FTC Seeks to Ban Meta From Monetizing Data of Kids Under 18; Company Slams Move as ‘Political Stunt’ (Image credit- Meta)
For using children’s data to make money on its platform, Meta was charged by the Federal Trade Commission with breaking a number of kid privacy rules. This misleads parents about how well children are protected on the platform, which is why the FTC suggests banning Meta.
After identifying many holes and flaws in Facebook’s privacy program that violate the Children’s Online Privacy Protection Act, the Federal Trade Commission sent Meta recommended restrictions. According to the reports, one of the limitations prevents Meta from making money off the information it gathers from users who are younger than 18.

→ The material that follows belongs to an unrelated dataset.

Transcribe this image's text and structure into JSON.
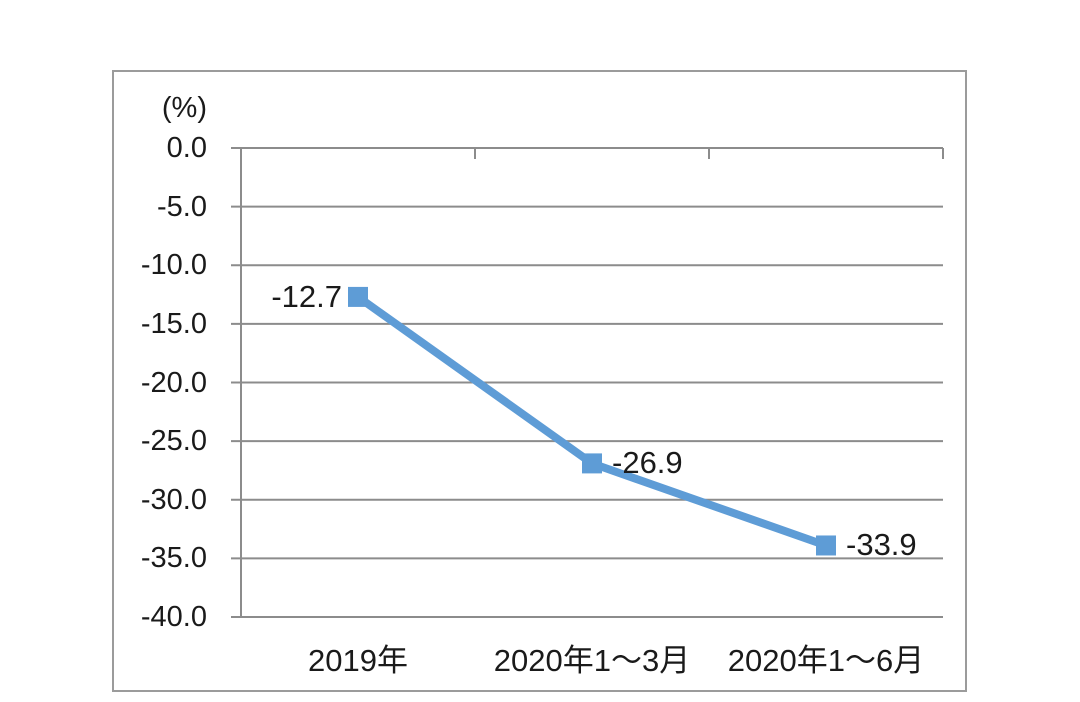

With this proposal, the FTC will have sued the company three times for violating users’ privacy. According to the FTC, Facebook has misled parents about the degree of control they have over who their children interacted with on the platform. The agency claims that Meta misled users about how much access app developers have to their personal information.
Director of the Bureau of Consumer Protection Samuel Levine: “Facebook has consistently broken its privacy commitments. Young users are now at risk due to the company’s carelessness, and Facebook must take responsibility.
In addition to Facebook, the proposed limits cover worries about how other social media platforms like Instagram, which created a kids’ version for users under 13, but public outcry forced the firm to abandon the idea in 2021.
The FTC also wants to prevent the introduction of new goods and services that make use of face recognition technology without first receiving the approval of an impartial privacy assessor. All of Meta’s assets, including Facebook, Instagram, Oculus, and WhatsApp, would be covered by this.
Andy Stone, a spokesperson for Meta, responded to the FTC’s plan by calling it a political gimmick because the agency did nothing to stop Chinese firms like TikTok. According to the reports, Meta accused the agency of aiming to usurp Congress’s jurisdiction by establishing guidelines that would have a significant impact on a variety of industries.
According to the terms of our FTC agreement, we invested a significant amount of resources into developing and implementing an industry-leading privacy program. We anticipate winning this battle and will fight this lawsuit vehemently,” Stone continued.
Albvaro Bedoya, an FTC commissioner who voted to advance the motion, questions the FTC’s ability to change its orders in this manner. According to The Verge, Bedoya is eager to hear more details and justifications in order to approach these challenges with an open mind.
Also read: In an effort to shield Musk and Twitter from an FTC inquiry, House Republicans
The FTC’s effort to improve Meta’s privacy and security procedures doesn’t end with stopping its activities. In order to move on with the vote on whether to change or adapt the proposed restrictions, the company was requested to react to its findings and proposal within 30 days.